Nicknamed the ‘Big Dolphin’, Prom Meesawat will hope to make a big splash at Royal Portrush after securing his place in The 148th Open through the SMBC Singapore Open.
The 34-year-old from Thailand will contest for the Claret Jug for only the second time in his career having made his first appearance at The 140th Open at Royal St George’s in 2011.
Meesawat was one of four golfers to ensure they will be teeing it up in Antrim in July after earning his exemption at the Singapore Open – the third event in The Open Qualifying Series.
He finished in a tie for fifth alongside Doyeob Mun as both players qualified for The Open - with Paul Casey (tied second) and Matthew Fitzpatrick (fourth) already exempt for Portrush.
And ahead of his return to The Open, which touches down in Northern Ireland for only the second time in its history, here’s everything you need to know about Meesawat.
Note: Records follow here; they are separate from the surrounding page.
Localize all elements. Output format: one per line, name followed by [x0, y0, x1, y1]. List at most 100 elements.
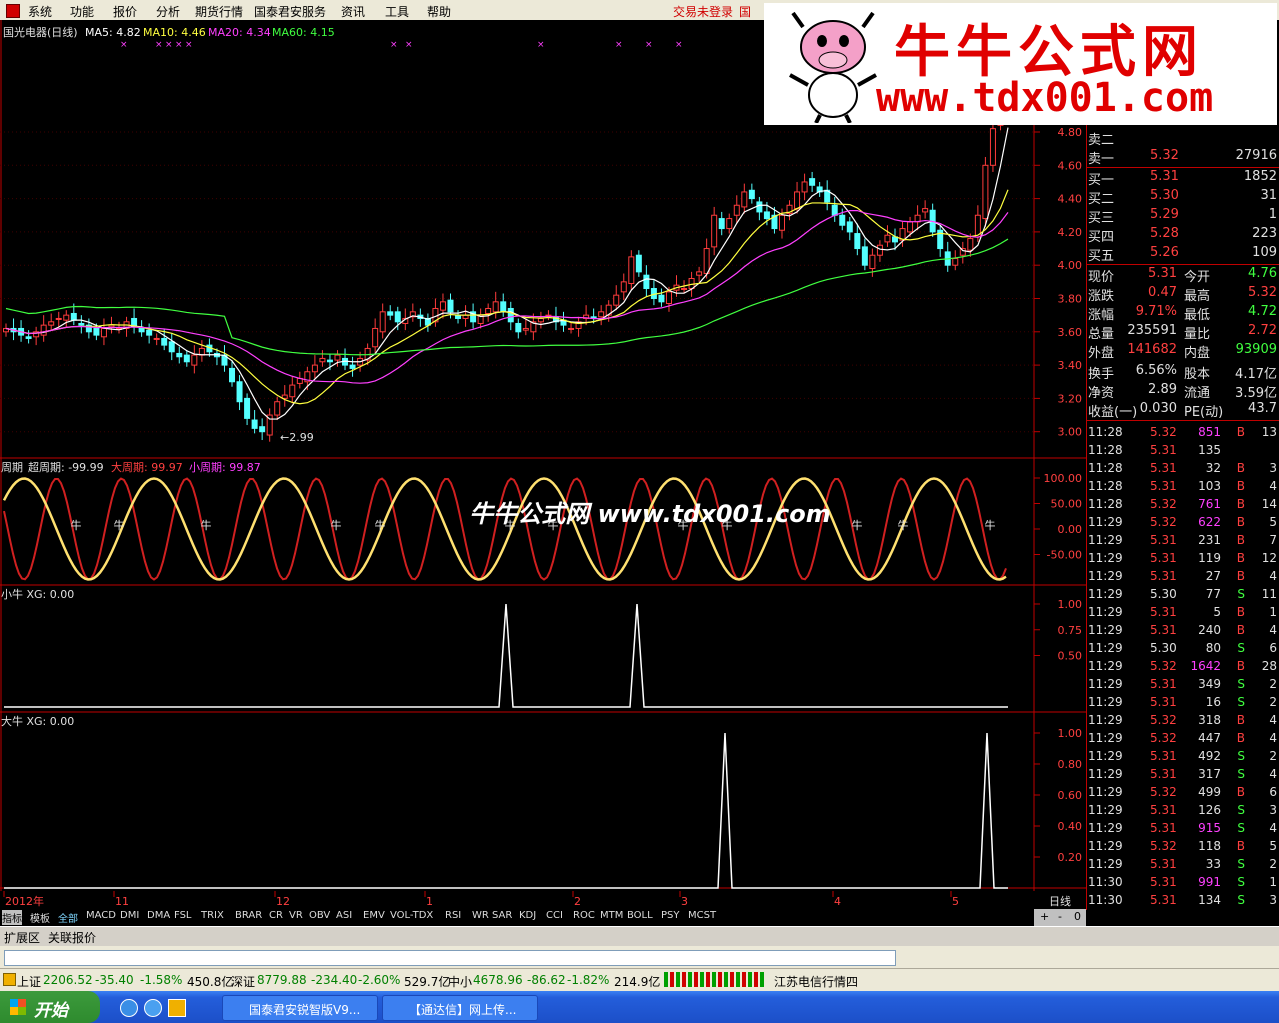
menu-item-6[interactable]: 资讯	[341, 3, 365, 20]
stat-label: 股本	[1184, 367, 1211, 382]
menu-item-3[interactable]: 分析	[156, 3, 180, 20]
trade-price: 5.31	[1150, 551, 1177, 565]
menu-item-8[interactable]: 帮助	[427, 3, 451, 20]
ext-tab-area[interactable]: 扩展区	[4, 929, 40, 946]
tab-指标[interactable]: 指标	[2, 910, 22, 925]
tab-emv[interactable]: EMV	[363, 910, 385, 925]
trade-price: 5.32	[1150, 839, 1177, 853]
stat-value: 141682	[1127, 342, 1177, 357]
candle-body	[70, 312, 77, 321]
quicklaunch-folder-icon[interactable]	[168, 999, 186, 1017]
candle-body	[681, 288, 688, 291]
cycle-marker: 牛	[375, 518, 386, 532]
trade-side: S	[1237, 677, 1245, 691]
tab-kdj[interactable]: KDJ	[519, 910, 536, 925]
trade-row: 11:29 5.31 492 S 2	[1086, 748, 1279, 766]
trade-time: 11:28	[1088, 479, 1123, 493]
watermark-text: 牛牛公式网 www.tdx001.com	[469, 500, 831, 528]
trade-time: 11:29	[1088, 857, 1123, 871]
stat-row: 收益(一) 0.030 PE(动) 43.7	[1086, 400, 1279, 420]
date-label: 11	[115, 895, 129, 908]
candle-body	[726, 218, 733, 230]
stat-value: 6.56%	[1135, 363, 1177, 378]
ask-label: 卖二	[1088, 133, 1115, 148]
menu-item-0[interactable]: 系统	[28, 3, 52, 20]
tab-mtm[interactable]: MTM	[600, 910, 623, 925]
trade-login-status[interactable]: 交易未登录	[673, 3, 733, 20]
candle-body	[778, 214, 785, 231]
candle-body	[643, 274, 650, 290]
menu-item-1[interactable]: 功能	[70, 3, 94, 20]
tab-obv[interactable]: OBV	[309, 910, 330, 925]
tab-trix[interactable]: TRIX	[201, 910, 224, 925]
quicklaunch-ie-icon[interactable]	[120, 999, 138, 1017]
tab-全部[interactable]: 全部	[58, 910, 78, 925]
menu-item-4[interactable]: 期货行情	[195, 3, 243, 20]
app-icon[interactable]	[6, 4, 20, 18]
stat-label: 涨跌	[1088, 289, 1115, 304]
stat-row: 现价 5.31 今开 4.76	[1086, 265, 1279, 285]
tab-asi[interactable]: ASI	[336, 910, 352, 925]
tab-dma[interactable]: DMA	[147, 910, 170, 925]
candle-body	[982, 164, 989, 220]
quicklaunch-app-icon[interactable]	[144, 999, 162, 1017]
low-price-label: ←2.99	[280, 431, 314, 444]
tab-fsl[interactable]: FSL	[174, 910, 192, 925]
start-button[interactable]: 开始	[0, 991, 100, 1023]
zoom-button-1[interactable]: -	[1058, 910, 1062, 923]
trade-volume: 622	[1198, 515, 1221, 529]
zoom-button-2[interactable]: 0	[1074, 910, 1081, 923]
cycle-marker: 牛	[898, 518, 909, 532]
task-guotai[interactable]: 国泰君安锐智版V9...	[222, 995, 378, 1021]
tab-wr[interactable]: WR	[472, 910, 489, 925]
cycle-axis-label: 100.00	[1044, 472, 1083, 485]
tab-roc[interactable]: ROC	[573, 910, 595, 925]
trade-count: 1	[1269, 605, 1277, 619]
tab-cci[interactable]: CCI	[546, 910, 563, 925]
tab-vol-tdx[interactable]: VOL-TDX	[390, 910, 433, 925]
cycle-marker: 牛	[201, 518, 212, 532]
tab-cr[interactable]: CR	[269, 910, 283, 925]
candle-body	[718, 218, 725, 230]
trade-count: 2	[1269, 677, 1277, 691]
price-axis-label: 4.60	[1058, 159, 1083, 172]
tab-模板[interactable]: 模板	[30, 910, 50, 925]
menu-item-2[interactable]: 报价	[113, 3, 137, 20]
server-info[interactable]: 江苏电信行情四	[774, 973, 858, 990]
candle-body	[515, 322, 522, 333]
tab-brar[interactable]: BRAR	[235, 910, 262, 925]
candle-body	[989, 128, 996, 166]
task-tdx[interactable]: 【通达信】网上传...	[382, 995, 538, 1021]
tab-sar[interactable]: SAR	[492, 910, 512, 925]
tab-boll[interactable]: BOLL	[627, 910, 653, 925]
trade-volume: 118	[1198, 839, 1221, 853]
tab-vr[interactable]: VR	[289, 910, 303, 925]
ask-volume: 27916	[1235, 148, 1277, 163]
menu-item-5[interactable]: 国泰君安服务	[254, 3, 326, 20]
trade-time: 11:29	[1088, 587, 1123, 601]
horizontal-scrollbar[interactable]	[0, 946, 1279, 968]
menu-guo[interactable]: 国	[739, 3, 751, 20]
trade-row: 11:29 5.32 318 B 4	[1086, 712, 1279, 730]
trade-side: S	[1237, 803, 1245, 817]
ext-tab-related[interactable]: 关联报价	[48, 929, 96, 946]
big-bull-title: 大牛 XG: 0.00	[1, 714, 74, 728]
tab-macd[interactable]: MACD	[86, 910, 116, 925]
trade-volume: 135	[1198, 443, 1221, 457]
zoom-button-0[interactable]: +	[1040, 910, 1049, 923]
trade-row: 11:28 5.31 103 B 4	[1086, 478, 1279, 496]
trade-row: 11:29 5.31 16 S 2	[1086, 694, 1279, 712]
tab-psy[interactable]: PSY	[661, 910, 680, 925]
trade-row: 11:29 5.31 231 B 7	[1086, 532, 1279, 550]
cycle-item-2: 小周期: 99.87	[189, 461, 261, 474]
tab-mcst[interactable]: MCST	[688, 910, 716, 925]
trade-price: 5.30	[1150, 587, 1177, 601]
tab-rsi[interactable]: RSI	[445, 910, 461, 925]
big-axis-label: 0.60	[1058, 789, 1083, 802]
cycle-item-1: 大周期: 99.97	[111, 460, 183, 474]
candle-body	[492, 301, 499, 313]
stat-label: 流通	[1184, 386, 1211, 401]
menu-item-7[interactable]: 工具	[385, 3, 409, 20]
candle-body	[794, 191, 801, 210]
tab-dmi[interactable]: DMI	[120, 910, 139, 925]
Meesawat comes from the coastal town of Hua Hin, south of Bangkok, where he picked up the game by watching the likes of Boonchu Ruangkit and Prayad Marksaeng in action.
He showed his potential as a teenager by winning at the World Junior Golf Championships in 1997 and 2002, as well as being crowned Asia Pacific Junior Champion multiple times.
His nickname, the ‘Big Dolphin’, was born as a result of his birthplace and his burly physique and he initially planned on honing his game on in America on the amateur circuit.
But Meesawat, whose father Suthep was the first Thai to win the Thailand Open, was ultimately convinced by Fijian star Vijay Singh to turn professional and concentrate on the Asian Tour.
With a hat-trick of victories at the Thailand Open Amateur Championship also under his belt, he turned professional in 2004 and earned his Asian Tour card through qualifying school.Rookie season and injuries
A solid first season on the Asian Tour followed as he successfully kept his card with three top-20s before going on to finish third on the Order of Merit.
His first title arrived two years later at the SK Telecom Open in Korea, where he won by three shots over a field which included the likes of K.J. Choi, Jeev Milkha Singh and Michelle Wie.
After another consistent couple of seasons on the tour, including a sixth-place finish at the Singapore Open in 2007, Meesawat was hit by injury troubles in 2009 and 2010.
He lost his Asian Tour card for the first time in 2010, having only started 16 tournaments and missed the cut in ten, before getting his career back on track the following year.
Meesawat capped his comeback by winning the Asian edition of the Final Qualifying for The Open at Amata Spring Country Club near Bangkok with a two-day aggregate of 12-under.
Major debut excitement
A place at Royal St George’s – and a chance to play in his first major - was a prize Meesawat had long been pursuing and he paid tribute to those who had got his game back in shape.
“It’s my first major, I played very good the past two days,” he said. “My driving and everything else was very good. I’ve been working hard with my coach and psychologist and I need to thank them.
“My friends have been encouraging me all along when my form wasn’t good. It’s a good comeback for me. It’s a good feeling. To qualify for the oldest major, it’s an amazing feeling.”
His first taste of a major didn’t quite go to plan as rounds of 72 and 75 saw him miss the cut at Sandwich, where Darren Clarke reigned supreme to be crowned Champion Golfer.
But he continued his progress in 2013 by earning his European Tour card, before securing his long-awaited second Asian Tour victory by beating Miguel Tabuena in a play-off at Yeangder TPC.Securing Open return
He enjoyed six top-20s finishes in 2016 and went from strength to strength in the 2017 season, claiming four top-10 finishes in the last two months of the year.
And Meesawat can now look forward to his second appearance at The Open in July, after making a vital birdie putt on the 72nd hole to qualify for the first time since 2011.
“It’s nice to be going back to play in The Open this July for my second appearance in a major,” he said. “When the putt on the last hole went in, I felt really good.
“I still remember the experience of playing in The Open at Royal St George’s. It is one of the greatest majors and I have been trying to qualify again ever since.
“I am happy to finally have the chance to play in The Open again.”